Please not, it's not that the input shaft stops immediately when the clutch is disengaged. It's just that each entity (engine and transmission) are allowed to operate independently of each other at that point. This gives you time to change gears or prepare for a stop.

  • What is the difference between a friction disk and a clutch disk, or are they the same thing? – Max Goodridge Jan 12 '16 at 13:49
  • 1
    @MaxGoodridge - Same thing. Friction disk is the more common name as far as I know. Calling it a friction disk is a little more descriptive of what it actually does. – Pᴀᴜʟsᴛᴇʀ2 Nov 22 '16 at 2:14
4

What is a clutch?

A Clutch is a simple device though not exclusive to auto mobiles which allow two gears/shafts of different speed to be synchronized in a smooth manner.

In vehicles, the clutch is used to connect/disconnect the transmission and the crankshaft.

What does it do?

Basically the clutch acts like a brake for the engine that is why improper shifting can cause your car or bike to stall, the clutch slows down the engine so that the wheels can catch up.(very rudimentary explanation)

What are the parts?

enter image description here

The above diagram shows the basic form of most clutches.

The clutch has these three parts sandwiched together creating friction and syncing the engine and the wheels(through gearbox).

  • The flywheel

To represent the engine we have the flywheel which is attached to the crank and it moves with the engine.The clutch disc

  • The clutch disc

Between the flywheel and the pressure plate is the clutch disc. The clutch disc has friction surfaces similar to a brake pad on both sides that make or break contact with the metal flywheel and pressure plate surfaces, allowing for smooth engagement and disengagement.

  • The Pressure Plate

When the clutch pedal is depressed, the pressure plate releases, allowing itself and the flywheel to spin independent of the disc, which prevents torque from being transmitted from the engine to the gearbox. Generally made of cast iron or steel, the pressure plate uses a diaphragm-type spring to apply force against the disc once engaged, which is fastened to the assembly by a series of straps.

  • Throw out Bearings

The throwout bearing sits against the pressure plate in either a push-style or pull-style arrangement that compresses the diaphragm and releases the disc when the clutch pedal is depressed. Once force is applied, the diaphragm releases tension, allowing the disc to spin independent of the assembly.

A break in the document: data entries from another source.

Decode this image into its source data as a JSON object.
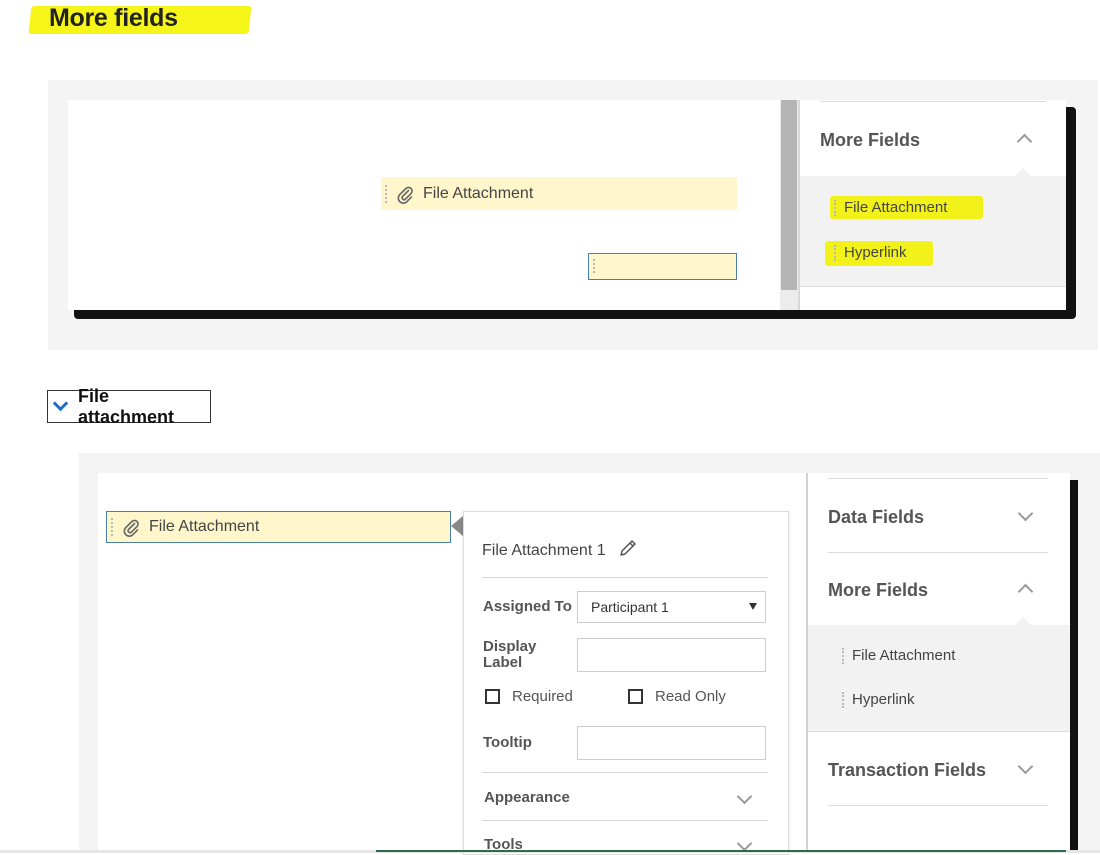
{
  "page_heading": "More fields",
  "screenshot_top": {
    "field_label": "File Attachment",
    "panel_title": "More Fields",
    "items": [
      "File Attachment",
      "Hyperlink"
    ]
  },
  "toggle": {
    "label": "File attachment"
  },
  "screenshot_bottom": {
    "field_label": "File Attachment",
    "popup": {
      "title": "File Attachment 1",
      "assigned_to_label": "Assigned To",
      "assigned_to_value": "Participant 1",
      "display_label_line1": "Display",
      "display_label_line2": "Label",
      "required_label": "Required",
      "read_only_label": "Read Only",
      "tooltip_label": "Tooltip",
      "appearance_label": "Appearance",
      "tools_label": "Tools"
    },
    "sidebar": {
      "data_fields": "Data Fields",
      "more_fields": "More Fields",
      "items": [
        "File Attachment",
        "Hyperlink"
      ],
      "transaction_fields": "Transaction Fields"
    }
  },
  "colors": {
    "highlight": "#f2f21a",
    "field_bg": "#fff6cc",
    "field_border": "#4a7fa8",
    "toggle_chevron": "#1f6fc5"
  },
  "icons": [
    "paperclip-icon",
    "pencil-icon",
    "chevron-up-icon",
    "chevron-down-icon",
    "dropdown-arrow-icon",
    "checkbox-icon"
  ]
}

The below two images will show how clutch works when engaged and disengaged.

  • Disengaged

enter image description here

  • Engaged

enter image description here

  • Types of clutch

There are two types of clutches in the bike world DRY and WET/Oil bathed.

The Wet clutch is where the entire assembly is immersed in engine oil and is lubricated by it, due to viscosity of the oil , some power loss can be attributed to this approach but they significantly improve the life of the clutch and reduce sound.

The dry clutch as the name suggests does not have anything between the whole mechanism , it is much better at transferring the power since there is no 3rd party material restricting it but , they are loud and create a rattling sound and life of the clutch is low compared to wet setup( most Ducati are known for having dry clutches and is one of the defining sounds of a Ducati)

  • Slipper clutch

In motorbikes engine braking can cause the rear wheel to lock up , this kind of slipper clutch will just slip over the gear and will not engage it unless rpms are matched, mostly a safety feature.

  • What can I do to improve performance

Simply adding additional clutch plates will make the system engage much faster and more efficiently ( coming close to dry clutch setup) the problem is that the outer pads will wear out a bit faster.